En Côte d’Ivoire, les femmes représentent 67% de la main-d’œuvre agricole et assurent 60 à 80% de la production alimentaire. Elles jouent un rôle décisif dans la promotion du développement agricole et rural, l’amélioration de la sécurité alimentaire et sont des actrices clés de la transformation économique et du changement climatique.

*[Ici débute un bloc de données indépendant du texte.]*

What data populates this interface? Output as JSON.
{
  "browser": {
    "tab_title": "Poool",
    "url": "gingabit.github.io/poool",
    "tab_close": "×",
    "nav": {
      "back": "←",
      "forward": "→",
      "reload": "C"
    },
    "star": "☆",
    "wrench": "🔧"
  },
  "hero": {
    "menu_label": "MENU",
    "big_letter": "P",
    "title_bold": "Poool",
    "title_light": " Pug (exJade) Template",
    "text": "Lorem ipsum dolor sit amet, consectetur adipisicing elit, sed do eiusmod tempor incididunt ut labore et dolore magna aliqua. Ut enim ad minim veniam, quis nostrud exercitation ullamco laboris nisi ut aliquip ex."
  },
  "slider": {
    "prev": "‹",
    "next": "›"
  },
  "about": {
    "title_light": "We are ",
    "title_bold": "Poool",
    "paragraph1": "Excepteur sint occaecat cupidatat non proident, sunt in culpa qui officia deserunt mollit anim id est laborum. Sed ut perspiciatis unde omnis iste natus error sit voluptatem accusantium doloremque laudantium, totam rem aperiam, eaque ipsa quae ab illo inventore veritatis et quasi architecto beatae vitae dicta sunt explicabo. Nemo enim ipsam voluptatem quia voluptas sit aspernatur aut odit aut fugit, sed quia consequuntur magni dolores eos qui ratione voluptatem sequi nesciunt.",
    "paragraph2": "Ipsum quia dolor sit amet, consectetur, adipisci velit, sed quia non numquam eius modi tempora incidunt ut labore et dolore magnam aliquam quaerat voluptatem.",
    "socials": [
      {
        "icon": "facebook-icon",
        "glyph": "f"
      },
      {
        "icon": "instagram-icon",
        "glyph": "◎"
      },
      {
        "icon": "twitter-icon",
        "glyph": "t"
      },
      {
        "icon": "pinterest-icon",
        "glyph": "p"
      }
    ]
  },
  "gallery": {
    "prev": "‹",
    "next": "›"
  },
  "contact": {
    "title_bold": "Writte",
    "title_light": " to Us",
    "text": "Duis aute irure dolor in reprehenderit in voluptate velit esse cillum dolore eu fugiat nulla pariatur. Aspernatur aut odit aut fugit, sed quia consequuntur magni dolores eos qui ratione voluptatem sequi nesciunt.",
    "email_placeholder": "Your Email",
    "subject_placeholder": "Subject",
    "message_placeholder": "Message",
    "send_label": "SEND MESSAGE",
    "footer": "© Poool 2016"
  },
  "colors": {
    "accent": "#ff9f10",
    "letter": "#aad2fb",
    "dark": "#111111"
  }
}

Elles constituent également une main d’œuvre familiale grâce à leur participation  à la création et/ ou à l’entretien de champs ou plantations des membres de leurs familles.

Pourtant, elles subissent encore des inégalités qui ne facilitent pas leur autonomie au sein de leur communauté. Quand bien même des efforts sont faits par le gouvernement, il est impératif de lui rappeler ses engagements pris au niveau international tels que la convention sur l’élimination de toutes les formes de discrimination à l’égard des femmes,  la déclaration et le programme d’actions de Beijing et le programme de développement durable à l’horizon 2030 dont les objectifs comprennent l’égalité des sexes ainsi que l’éradication de la pauvreté et de la faim, la promotion d’emplois décents pour toutes et tous et la lutte contre le changement climatique.

Certes, les femmes sont utilisatrices de la terre, pilier de développement agricole mais, de façon générale, elles n’ont pas un accès égal à cette ressource avec les hommes. Elles y accèdent de manière indirecte et selon les conditions de leurs statuts matrimoniaux, alors qu’elles devraient au même titre que les hommes bénéficier de ce droit.